Подбежала к тронувшемуся поезду и с помощью проводницы взобралась в вагон. В тамбуре постояла, выглядывая из-за её спины, будто хотела увидеть провожатого, потом, успокаиваясь, перешла к противоположной двери и, глядя на убегающие назад вагоны соседнего состава, пыталась представить себе Ивана Всеволодовича таким, какой он есть теперь, и что он станет делать, проводив её на далёкий Север. Но в смятенной памяти возникала только фигура на тротуаре, мокнущая под чужим дождём. После каждого разговора с ним возникало неприятное чувство, будто её обволакивают липкими стесняющими нитями, словно закоконивают душу, и она всячески сопротивляется, не желая терять ни толики свободы, которой хочет распоряжаться сама, по собственному усмотрению как Лилит. Ладно, что было, то было, что будет, то будет – его удобная хилософия. Энергично потерев виски ладонями, пошла в вагон к соратникам по ссылке.
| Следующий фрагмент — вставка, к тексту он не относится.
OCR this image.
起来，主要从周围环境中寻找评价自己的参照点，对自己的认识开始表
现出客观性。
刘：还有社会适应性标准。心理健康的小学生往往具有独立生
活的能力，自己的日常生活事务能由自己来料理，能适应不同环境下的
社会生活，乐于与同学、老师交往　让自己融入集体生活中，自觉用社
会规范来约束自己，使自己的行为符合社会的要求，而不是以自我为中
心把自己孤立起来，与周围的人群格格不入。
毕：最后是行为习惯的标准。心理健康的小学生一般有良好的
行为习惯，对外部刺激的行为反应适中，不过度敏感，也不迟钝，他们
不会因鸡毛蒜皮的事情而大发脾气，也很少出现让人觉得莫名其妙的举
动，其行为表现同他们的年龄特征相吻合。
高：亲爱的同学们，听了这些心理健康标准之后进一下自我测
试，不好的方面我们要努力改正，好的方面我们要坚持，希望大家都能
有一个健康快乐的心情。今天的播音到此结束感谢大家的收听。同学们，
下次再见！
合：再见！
В плацкартном вагоне им досталось шестиместное отделение, на шестом месте никого не было. Четверо уже распластались в ожидании убаюкивающей качки.
- Дормидонт Егорыч, есть что-нибудь дерябнуть, а то душу жжёт, - Мария Сергеевна села на полку напротив лежащего с закрытыми глазами предводителя творческого вояжа по отсталым северам.
Тот мигом сел, нашарил в уткнувшейся в угол сумке приятные гладкие овалы стеклянной посудины, хранящей остатки «Особой» гадости.
- Сейчас мы её затушим, - пообещал помощнице, - тебе на сколько пальцев? – чуть наклонил горлышко сосуда с жидким джинном над её чашкой.
- Чтобы враз вдарило и – в отключку. – Ей сейчас хотелось только одного: забыться, забыться, забыться, и чтобы не было никакого телефонного разговора, и не было и нет дальневосточного дьявола, и нет её, не знающей, чего хочет и зачем шевелит устоявшийся было омут. Туда, с головой? Ни за что! – Добавь, - попросила бесшабашно, когда вагонный целитель нацедил ей на два пальца, а себе, за компанию, на три. Пьяница нетерпеливо подняла чашку: - За твоё и наше! – и лихо, в два глотка, влила в себя эликсир отупения. Сразу же закашлялась и, зажимая нос пальцами одной ладони, другой замахала, требуя закусь. Сметливый напарник тут же сунул ей солёный огурец и подвинул ближе солёное сало, и ухватил свою чашку.